The Sigma APO 120-300mm F2.8 EX DG OS HSM is an unexpectedly good lens. Typically long range zooms aren’t as good as equivalent primes, but this lens probably comes pretty close. It’s well built, fast, optically good and the stabilization system is effective. Most remarkable is the price. At around $3200 nobody can call the Sigma 120-300/2.8 cheap, and it would be hard to even call it “affordable” for most people, yet when compared to the price of the current Canon 300/2.8L IS II USM ($7300) or the Nikon 300mm f/2.8G ED-IF II AF-S VR-II ($5800), it seems like a positive bargain. It’s even $200 cheaper than Sigma’s own APO 300mm F2.8 EX DG (which doesn’t have Optical Stabilization).
Performance with the Canon TCs was pretty good. Some softness at 600mm with the 2x, but that’s to be expected. Still quite usable for many applications but not as critically sharp as a 600mm prime lens would be expected to be.

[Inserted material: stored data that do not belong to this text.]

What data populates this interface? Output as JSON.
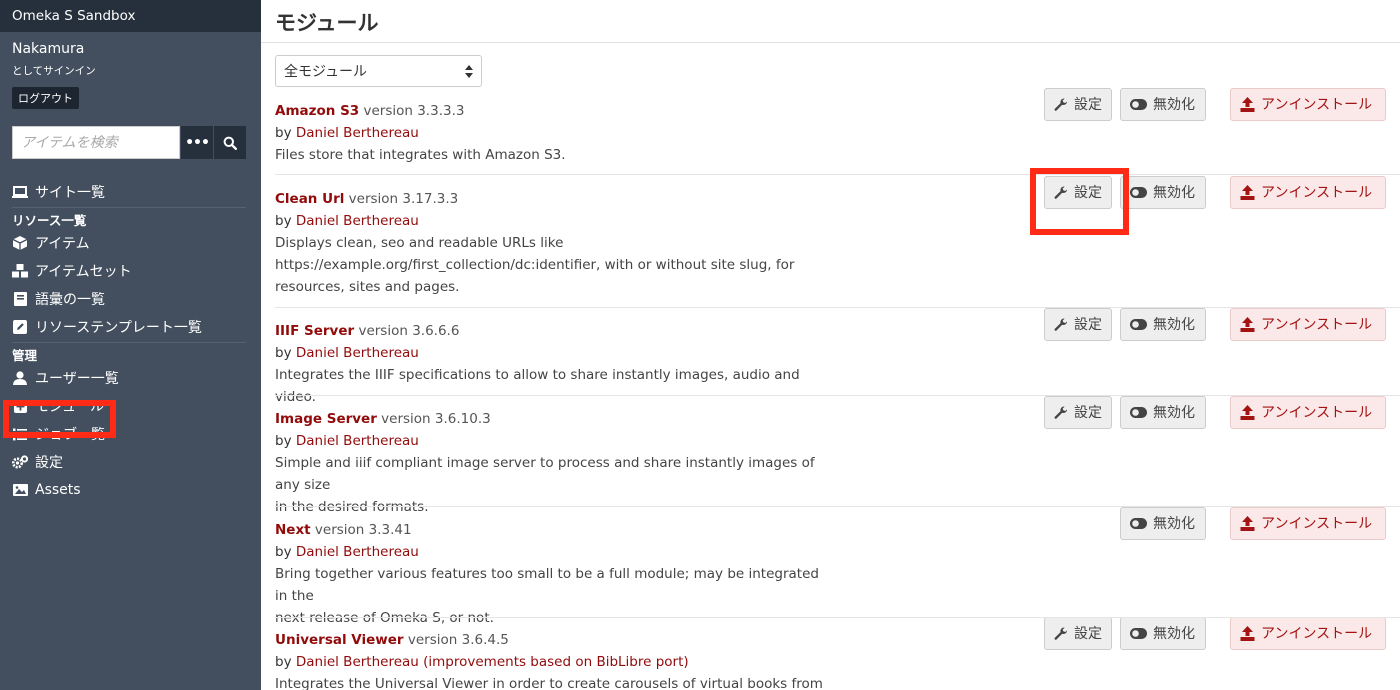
{
  "site": {
    "title": "Omeka S Sandbox"
  },
  "user": {
    "name": "Nakamura",
    "signed_in_text": "としてサインイン",
    "logout_label": "ログアウト"
  },
  "search": {
    "placeholder": "アイテムを検索",
    "more_label": "•••"
  },
  "nav": {
    "sites": "サイト一覧",
    "resources_header": "リソース一覧",
    "items": "アイテム",
    "item_sets": "アイテムセット",
    "vocabularies": "語彙の一覧",
    "templates": "リソーステンプレート一覧",
    "admin_header": "管理",
    "users": "ユーザー一覧",
    "modules": "モジュール",
    "jobs": "ジョブ一覧",
    "settings": "設定",
    "assets": "Assets"
  },
  "page": {
    "title": "モジュール",
    "filter": "全モジュール"
  },
  "buttons": {
    "configure": "設定",
    "disable": "無効化",
    "uninstall": "アンインストール"
  },
  "modules": [
    {
      "name": "Amazon S3",
      "version": "version 3.3.3.3",
      "by": "by ",
      "author": "Daniel Berthereau",
      "desc_lines": [
        "Files store that integrates with Amazon S3."
      ],
      "has_config": true
    },
    {
      "name": "Clean Url",
      "version": "version 3.17.3.3",
      "by": "by ",
      "author": "Daniel Berthereau",
      "desc_lines": [
        "Displays clean, seo and readable URLs like",
        "https://example.org/first_collection/dc:identifier, with or without site slug, for",
        "resources, sites and pages."
      ],
      "has_config": true
    },
    {
      "name": "IIIF Server",
      "version": "version 3.6.6.6",
      "by": "by ",
      "author": "Daniel Berthereau",
      "desc_lines": [
        "Integrates the IIIF specifications to allow to share instantly images, audio and video."
      ],
      "has_config": true
    },
    {
      "name": "Image Server",
      "version": "version 3.6.10.3",
      "by": "by ",
      "author": "Daniel Berthereau",
      "desc_lines": [
        "Simple and iiif compliant image server to process and share instantly images of any size",
        "in the desired formats."
      ],
      "has_config": true
    },
    {
      "name": "Next",
      "version": "version 3.3.41",
      "by": "by ",
      "author": "Daniel Berthereau",
      "desc_lines": [
        "Bring together various features too small to be a full module; may be integrated in the",
        "next release of Omeka S, or not."
      ],
      "has_config": false
    },
    {
      "name": "Universal Viewer",
      "version": "version 3.6.4.5",
      "by": "by ",
      "author": "Daniel Berthereau (improvements based on BibLibre port)",
      "desc_lines": [
        "Integrates the Universal Viewer in order to create carousels of virtual books from"
      ],
      "has_config": true
    }
  ],
  "colors": {
    "sidebar": "#434f5e",
    "sidebar_header": "#26303c",
    "accent_red": "#920b0b",
    "highlight": "#ff2b16"
  }
}
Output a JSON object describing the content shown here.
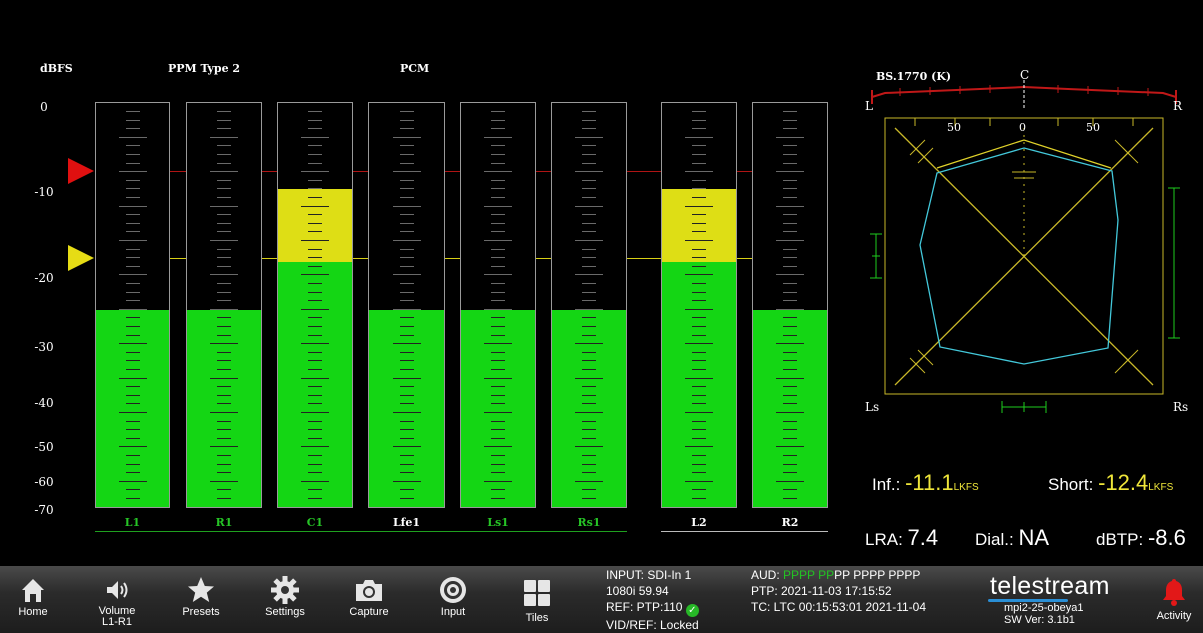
{
  "meters": {
    "scale_title": "dBFS",
    "ballistics": "PPM Type 2",
    "format": "PCM",
    "scale_labels": [
      "0",
      "-10",
      "-20",
      "-30",
      "-40",
      "-50",
      "-60",
      "-70"
    ],
    "reference_markers": {
      "red_dbfs": -8,
      "yellow_dbfs": -18,
      "red_color": "#d01010",
      "yellow_color": "#e0d715"
    },
    "channels": [
      {
        "label": "L1",
        "level_dbfs": -24.5,
        "label_color": "green"
      },
      {
        "label": "R1",
        "level_dbfs": -24.5,
        "label_color": "green"
      },
      {
        "label": "C1",
        "level_dbfs": -9.5,
        "label_color": "green"
      },
      {
        "label": "Lfe1",
        "level_dbfs": -24.5,
        "label_color": "white"
      },
      {
        "label": "Ls1",
        "level_dbfs": -24.5,
        "label_color": "green"
      },
      {
        "label": "Rs1",
        "level_dbfs": -24.5,
        "label_color": "green"
      },
      {
        "label": "L2",
        "level_dbfs": -9.5,
        "label_color": "white"
      },
      {
        "label": "R2",
        "level_dbfs": -24.5,
        "label_color": "white"
      }
    ]
  },
  "surround": {
    "title": "BS.1770 (K)",
    "top_center": "C",
    "top_left": "L",
    "top_right": "R",
    "bottom_left": "Ls",
    "bottom_right": "Rs",
    "scale_marks": [
      "50",
      "0",
      "50"
    ]
  },
  "loudness": {
    "inf_label": "Inf.:",
    "inf_value": "-11.1",
    "inf_unit": "LKFS",
    "short_label": "Short:",
    "short_value": "-12.4",
    "short_unit": "LKFS",
    "lra_label": "LRA:",
    "lra_value": "7.4",
    "dial_label": "Dial.:",
    "dial_value": "NA",
    "dbtp_label": "dBTP:",
    "dbtp_value": "-8.6"
  },
  "toolbar": {
    "buttons": [
      {
        "label": "Home",
        "icon": "home-icon"
      },
      {
        "label": "Volume",
        "sub": "L1-R1",
        "icon": "speaker-icon"
      },
      {
        "label": "Presets",
        "icon": "star-icon"
      },
      {
        "label": "Settings",
        "icon": "gear-icon"
      },
      {
        "label": "Capture",
        "icon": "camera-icon"
      },
      {
        "label": "Input",
        "icon": "target-icon"
      },
      {
        "label": "Tiles",
        "icon": "tiles-icon"
      }
    ]
  },
  "status": {
    "input": "INPUT: SDI-In 1",
    "format": "1080i 59.94",
    "ref": "REF: PTP:110",
    "vidref": "VID/REF: Locked",
    "aud_label": "AUD:",
    "aud_green": "PPPP PP",
    "aud_white": "PP PPPP PPPP",
    "ptp": "PTP: 2021-11-03 17:15:52",
    "tc": "TC: LTC 00:15:53:01 2021-11-04"
  },
  "brand": {
    "logo": "telestream",
    "device": "mpi2-25-obeya1",
    "sw_ver": "SW Ver: 3.1b1",
    "activity_label": "Activity"
  }
}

The ability to zoom could be very useful in situations such as sports photography where the distance from the action can quickly change. It’s probably slightly less important for nature photography where most of the time you’re zoomed out all the way. but it’s still nice to have. The Sigma 120-300/2.8 is even very usable as a portrait lens, especially on a full frame camera.
One slight question mark might be the AF performance relative to something like the Canon EF 300/2.8L IS II USM when used with a high performance body like the EOS-1D X or 5D MkIII. I didn’t get the opportunity to do this test but I suspect that the Canon combination might give better tracking AF under difficult conditions. With the 120-300/2.8 on an EOS 5D, the 5D frame rate is slow and the AF tracking of the camera isn’t the best so though I didn’t get perfect tracking of moving subjects, it’s wasn’t a very good test of the lens’ ability.
The weight might be something of an issue for extended handheld use, but that can be said of the fixed focal length 300/2.8 lenses too (though they are in general slightly lighter). I found that I could handhold the lens OK, but the use of a monopod made it much easier, especially when shooting for any length of time.